LE PRIX DU TEMPS



    La vie terrestre est une étoffe tissée sur la trame d'un double destin que crée la puissance de Saturne ; le Temps et l'Espace. Toute manifestation expansive du principe vital s'affirme sous le symbole d'un mouvement, soit d'un certain espace parcouru dans un certain temps, et le géomètre, qui possèderait l'infinité de sa science, saurait traduire en courbes analytiques aussi bien les lois de la floraison des plantes que les vibrations du cerveau et les palpitations du cœur de l'homme.

    L'expression symbolique d'un mouvement, qu'elle consiste en combinaisons de lignes, de nombres, de sons ou de couleurs, affecte directement l'âme humaine et provoque une impression sensitive d'harmonie ou d'inharmonie. Il est des gestes et des accords harmonieux, des pensées et des actions harmonieuses, dont l'effet semble bienfaisant, qui nous apaisent, nous réconfortent ou nous illuminent, comme il est des fausses notes, des heurts de couleurs, des brutalités d'action dont l'âme demeure douloureusement froissée. L'harmonie, sentie bien avant que d'être raisonnée, se révèle comme le canon, la règle et la mesure qui servirent à créer l'Univers ; aussi lorsque l'homme s'efforce au rôle de créateur, dans sa sphère obscure et limitée, il cherche d'abord à dégager les règles d'un art, c'est-à-dire les principes d'harmonie applicables à son oeuvre.

 
    Or, la science de l'harmonie ou de la juste mesure correspond à la connaissance du temps qui est nécessaire pour qu'un mouvement s'effectue dans les meilleures conditions possibles et pour que les effets produits soient de la meilleure qualité possible. On pourrait la définir en disant qu'elle consiste à savoir le prix du temps, ou l'importance du facteur temps dans la détermination d'un phénomène ; c'est là précisément une chose dont les Orientaux se préoccupent fort et les Occidentaux très peu, contrairement aux opinions de la foule qui croit le temps d'autant plus précieux qu'il est plus rempli de mouvement. Hélas ! l’excès de vitesse est une rupture d'harmonie dont toute notre civilisation est pervertie, aussi bien que nos existences individuelles et il n'est point de guérison à espérer d'un tel mal pour qui n’aura pas appris à connaître le prix du temps.

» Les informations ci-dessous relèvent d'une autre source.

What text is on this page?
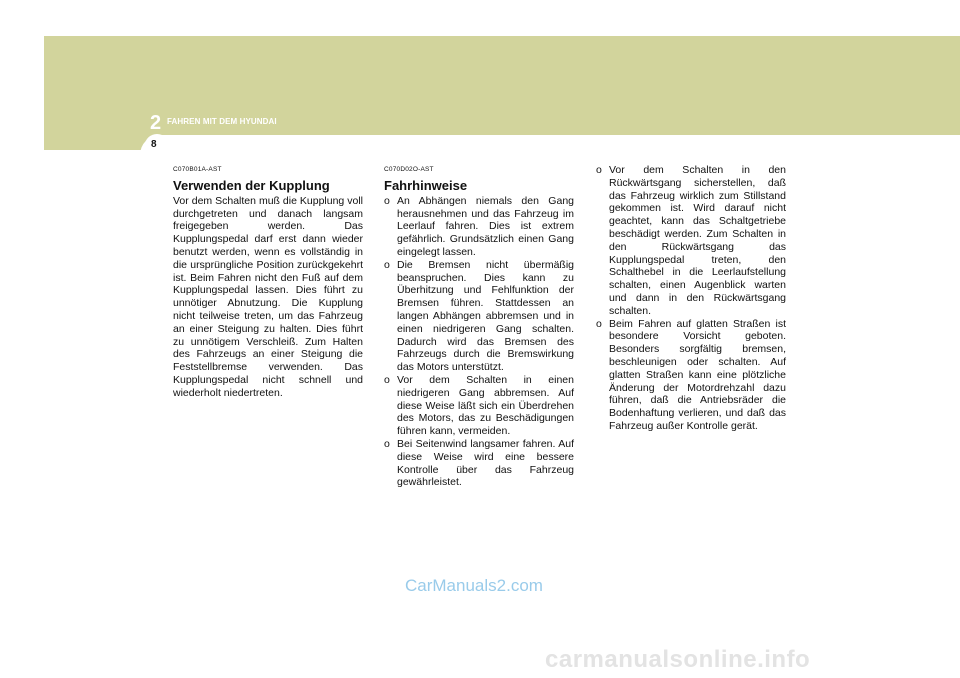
2 FAHREN MIT DEM HYUNDAI
8
C070B01A-AST
Verwenden der Kupplung
Vor dem Schalten muß die Kupplung voll durchgetreten und danach langsam freigegeben werden. Das Kupplungspedal darf erst dann wieder benutzt werden, wenn es vollständig in die ursprüngliche Position zurückgekehrt ist. Beim Fahren nicht den Fuß auf dem Kupplungspedal lassen. Dies führt zu unnötiger Abnutzung. Die Kupplung nicht teilweise treten, um das Fahrzeug an einer Steigung zu halten. Dies führt zu unnötigem Verschleiß. Zum Halten des Fahrzeugs an einer Steigung die Feststellbremse verwenden. Das Kupplungspedal nicht schnell und wiederholt niedertreten.
C070D02O-AST
Fahrhinweise
o An Abhängen niemals den Gang herausnehmen und das Fahrzeug im Leerlauf fahren. Dies ist extrem gefährlich. Grundsätzlich einen Gang eingelegt lassen.
o Die Bremsen nicht übermäßig beanspruchen. Dies kann zu Überhitzung und Fehlfunktion der Bremsen führen. Stattdessen an langen Abhängen abbremsen und in einen niedrigeren Gang schalten. Dadurch wird das Bremsen des Fahrzeugs durch die Bremswirkung das Motors unterstützt.
o Vor dem Schalten in einen niedrigeren Gang abbremsen. Auf diese Weise läßt sich ein Überdrehen des Motors, das zu Beschädigungen führen kann, vermeiden.
o Bei Seitenwind langsamer fahren. Auf diese Weise wird eine bessere Kontrolle über das Fahrzeug gewährleistet.
o Vor dem Schalten in den Rückwärtsgang sicherstellen, daß das Fahrzeug wirklich zum Stillstand gekommen ist. Wird darauf nicht geachtet, kann das Schaltgetriebe beschädigt werden. Zum Schalten in den Rückwärtsgang das Kupplungspedal treten, den Schalthebel in die Leerlaufstellung schalten, einen Augenblick warten und dann in den Rückwärtsgang schalten.
o Beim Fahren auf glatten Straßen ist besondere Vorsicht geboten. Besonders sorgfältig bremsen, beschleunigen oder schalten. Auf glatten Straßen kann eine plötzliche Änderung der Motordrehzahl dazu führen, daß die Antriebsräder die Bodenhaftung verlieren, und daß das Fahrzeug außer Kontrolle gerät.
CarManuals2.com
carmanualsonline.info
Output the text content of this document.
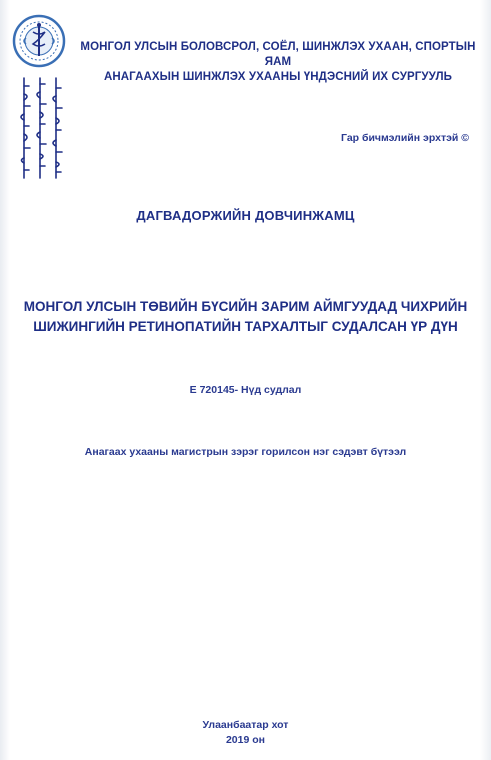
МОНГОЛ УЛСЫН БОЛОВСРОЛ, СОЁЛ, ШИНЖЛЭХ УХААН, СПОРТЫН ЯАМ
АНАГААХЫН ШИНЖЛЭХ УХААНЫ ҮНДЭСНИЙ ИХ СУРГУУЛЬ
Гар бичмэлийн эрхтэй ©
ДАГВАДОРЖИЙН ДОВЧИНЖАМЦ
МОНГОЛ УЛСЫН ТӨВИЙН БҮСИЙН ЗАРИМ АЙМГУУДАД ЧИХРИЙН
ШИЖИНГИЙН РЕТИНОПАТИЙН ТАРХАЛТЫГ СУДАЛСАН ҮР ДҮН
Е 720145- Нүд судлал
Анагаах ухааны магистрын зэрэг горилсон нэг сэдэвт бүтээл
Улаанбаатар хот
2019 он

    Nous n'emprunterons pas, pour exprimer notre pensée, l'appareil de l’analyse philosophique ni celui du raisonnement mathématique dont le secours est ici superflu, car la loi providentielle d'harmonie est si profondément gravée sur toutes les tables de la loi que l'exemple le plus commun peut servir à la révéler. Il n'est pas d'amateur de canotage qui ne sache qu’avec un certain coup de rame il obtient la plus grande vitesse correspondant à la moindre fatigue ; c’est ce qu'un géomètre appellerait la combinaison optima et que les Grecs qualifiaient de mouvement eurythmique. Si le rameur est pressé, il saura sans doute doubler sa vitesse, mais il devra tripler ou quadrupler l'effort et la courbature de ses muscles révèlera vite l'inharmonie de son mouvement. L’œil qui se plaisait à contempler certaines danses anciennes heureusement rythmées ne trouve plus la même grâce ni la même beauté aux trémoussements convulsifs de la chorégraphie moderne. Où donc réside la différence observée, si ce n'est dans une variation de la vitesse des gestes, dans le rapport créé entre le temps et l'espace ? Le rameur et le danseur qui s'écartent de la juste forme harmonique, tout en continuant de faire le même mouvement, changent la qualité et les attributs de celui-ci : l'un a perdu l'aisance pour trouver la fatigue, l'autre renonce à la grâce pour tomber dans le grotesque.

    Toutes les qualités sensibles des choses physiques, chaleur, couleur, son, poids, dureté, etc., sont des illusions ou des apparences engendrées par des vibrations atomatiques ; que change le rythme , de la vibration et l’œil verra vert ce qu'il percevait rouge ; il n'y a pas de raison de croire qu'il en soit autrement pour les qualités morales qui affectent l'âme, sympathie ou haine, beauté ou laideur ; les vibrations sont seulement d'un autre type, viennent d'un autre plan de l'Univers. Ce qui fait la qualité rare ou vulgaire d'une pensée comme d'un geste, c'est son harmonie, le rythme de son mouvement propre. La connaissance des justes rapports harmoniques est le grand arcane de l'alchimie spirituelle, celui qui permet de convertir la laideur en beauté, le mal en bien et la douleur en joie. Heureux les hommes qui posséderont une telle science !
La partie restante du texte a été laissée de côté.